Reputation: 4823
For representing many-to-many relationship in Dynamo DB, I've commonly seen two approaches: Global Secondary Index (GSI) and Adjacency list. Now my question is, when to use which one?
The use of GSI basically states to flip the partition key and sort key around, so that the data can be efficiently queried in both cases. Examples show something like Online Game with Players, such as
Players table
--------------
Partition | Sort
-----------------
Player 1 | Game 1
Player 1 | Game 2
Player 2 | Game 1
Player 3 | Game 2
Games GSI
-----------
Partition | Sort
-----------------
Game 1 | Player 2
Game 1 | Player 2
Game 2 | Player 1
Game 2 | Player 3
I'm making the assumptions that these are all sessions within the same game platform, i.e. matches with finite amount of players.
This all seems straight forward and logical to implement... Until the data gets a bit more complex. What if both Players and Games have their own set of attributes? Let's say a Game has attribute for when it was started and Player has attributes such as username and personal game score. How do these get projected on each, Table and GSI?
For example, the projections required would be something like these
Get players participating a game
// query made with game id
{
start_date: '2018-11-04T13:00Z',
status: 'IN_PROGRESS',
players: [
{
username: 'starkshark',
points: 200
},
{
username: 'coldshot',
points 300
}
]
}
Get games that a player participated
// query made with player id
{
username: 'starkshark',
games: [
{
status: 'IN_PROGRESS',
start_date: '....'
},
{
status: 'ENDED',
start_date: '...',
end_date: '...'
}
]
}
Or is this the borderline case when one needs to use the adjacency list pattern? From what I've read in general about adjacency lists, it seems quite a complex to implement simple many-to-many relationship as with the online gaming example above. What's I've understood, it's meant to model graphs with multiple nodes linking to each other. Of course, in this case the nodes would be Games and Players (and probably any other entity needed in the model)

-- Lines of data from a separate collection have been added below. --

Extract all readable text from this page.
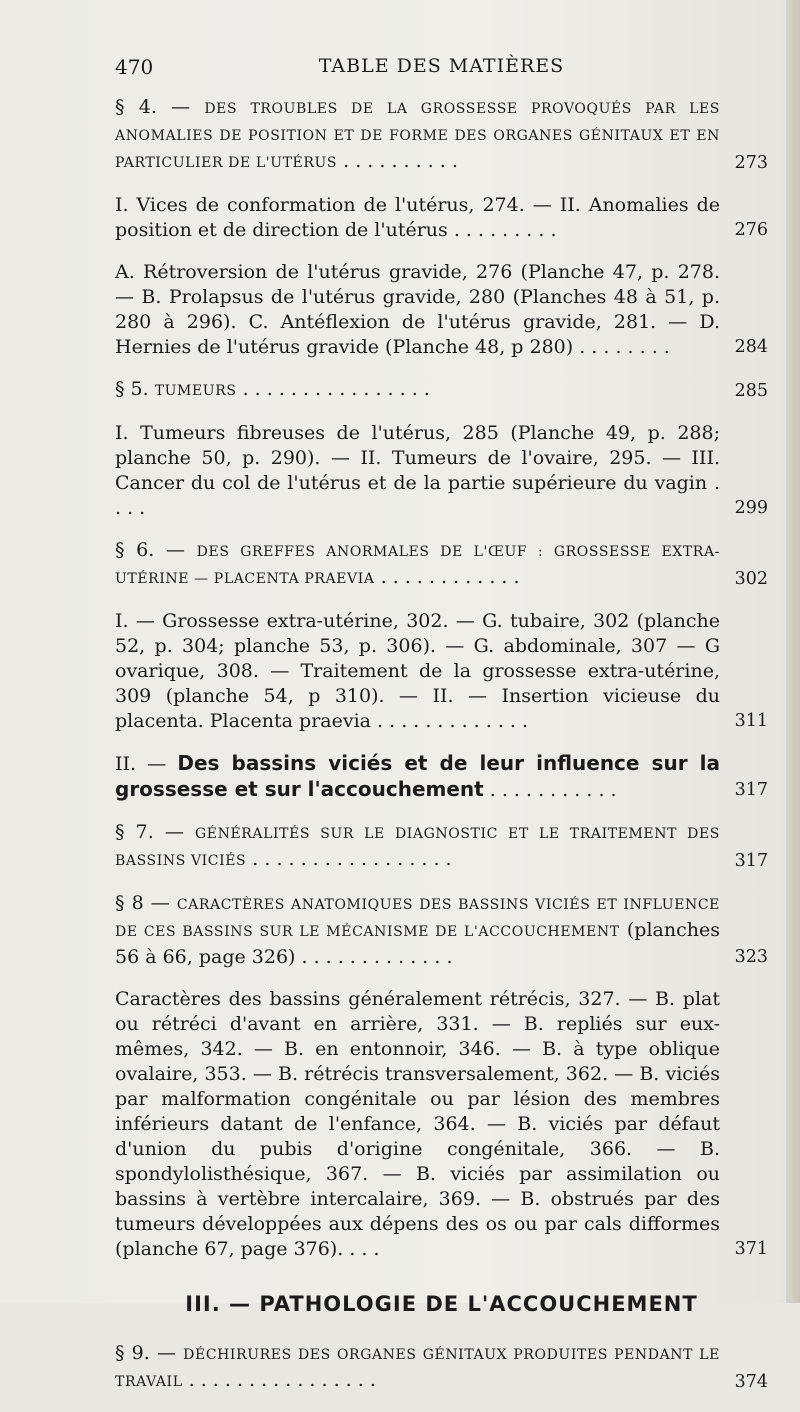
470	TABLE DES MATIÈRES

§ 4. — DES TROUBLES DE LA GROSSESSE PROVOQUÉS PAR LES ANOMALIES DE POSITION ET DE FORME DES ORGANES GÉNITAUX ET EN PARTICULIER DE L'UTÉRUS . . . . . . . . . .	273

I. Vices de conformation de l'utérus, 274. — II. Anomalies de position et de direction de l'utérus . . . . . . . . .	276

A. Rétroversion de l'utérus gravide, 276 (Planche 47, p. 278. — B. Prolapsus de l'utérus gravide, 280 (Planches 48 à 51, p. 280 à 296). C. Antéflexion de l'utérus gravide, 281. — D. Hernies de l'utérus gravide (Planche 48, p 280) . . . . . . . .	284

§ 5. TUMEURS . . . . . . . . . . . . . . . .	285

I. Tumeurs fibreuses de l'utérus, 285 (Planche 49, p. 288; planche 50, p. 290). — II. Tumeurs de l'ovaire, 295. — III. Cancer du col de l'utérus et de la partie supérieure du vagin . . . .	299

§ 6. — DES GREFFES ANORMALES DE L'ŒUF : GROSSESSE EXTRA-UTÉRINE — PLACENTA PRAEVIA . . . . . . . . . . . .	302

I. — Grossesse extra-utérine, 302. — G. tubaire, 302 (planche 52, p. 304; planche 53, p. 306). — G. abdominale, 307 — G ovarique, 308. — Traitement de la grossesse extra-utérine, 309 (planche 54, p 310). — II. — Insertion vicieuse du placenta. Placenta praevia . . . . . . . . . . . . .	311

II. — Des bassins viciés et de leur influence sur la grossesse et sur l'accouchement . . . . . . . . . . .	317

§ 7. — GÉNÉRALITÉS SUR LE DIAGNOSTIC ET LE TRAITEMENT DES BASSINS VICIÉS . . . . . . . . . . . . . . . . .	317

§ 8 — CARACTÈRES ANATOMIQUES DES BASSINS VICIÉS ET INFLUENCE DE CES BASSINS SUR LE MÉCANISME DE L'ACCOUCHEMENT (planches 56 à 66, page 326) . . . . . . . . . . . . .	323

Caractères des bassins généralement rétrécis, 327. — B. plat ou rétréci d'avant en arrière, 331. — B. repliés sur eux-mêmes, 342. — B. en entonnoir, 346. — B. à type oblique ovalaire, 353. — B. rétrécis transversalement, 362. — B. viciés par malformation congénitale ou par lésion des membres inférieurs datant de l'enfance, 364. — B. viciés par défaut d'union du pubis d'origine congénitale, 366. — B. spondylolisthésique, 367. — B. viciés par assimilation ou bassins à vertèbre intercalaire, 369. — B. obstrués par des tumeurs développées aux dépens des os ou par cals difformes (planche 67, page 376). . . .	371
III. — PATHOLOGIE DE L'ACCOUCHEMENT

§ 9. — DÉCHIRURES DES ORGANES GÉNITAUX PRODUITES PENDANT LE TRAVAIL . . . . . . . . . . . . . . . .	374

TLDR: So it boils down to the final questions, when having many-to-many relationship between entities that have their own set of attributes, is adjacency list the option to look for or is there a less complex data structure for the model?
Upvotes: 0
Views: 729
Reputation: 7669
When an entity has its own set of attributes, you could model it in your adjacency list as an edge that loops back on itself.
Id1 | Id2 | Data
- - - - - - - - - - - - - - - - - - -
User1 | User1 | {email=...}
Alternately, you can model an attribute as an edge from the entity to the attribute type.
Id1 | Id2 | Data
- - - - - - - - - - - - - - - - - - -
User1 | Email | bob@...
It all depends on how you want to be able to query your data. The advantage of the second approach is that you could have a GSI where Id2
is the partition key, and Data
is the range key, which would allow you to efficiently find all users which match a certain attribute value.
As for GSIs, the adjacency pattern typically has a GSI which contains the same primary key attributes as the table, but with the order transposed, so that you can easily query your adjacency list in either direction.
Upvotes: 3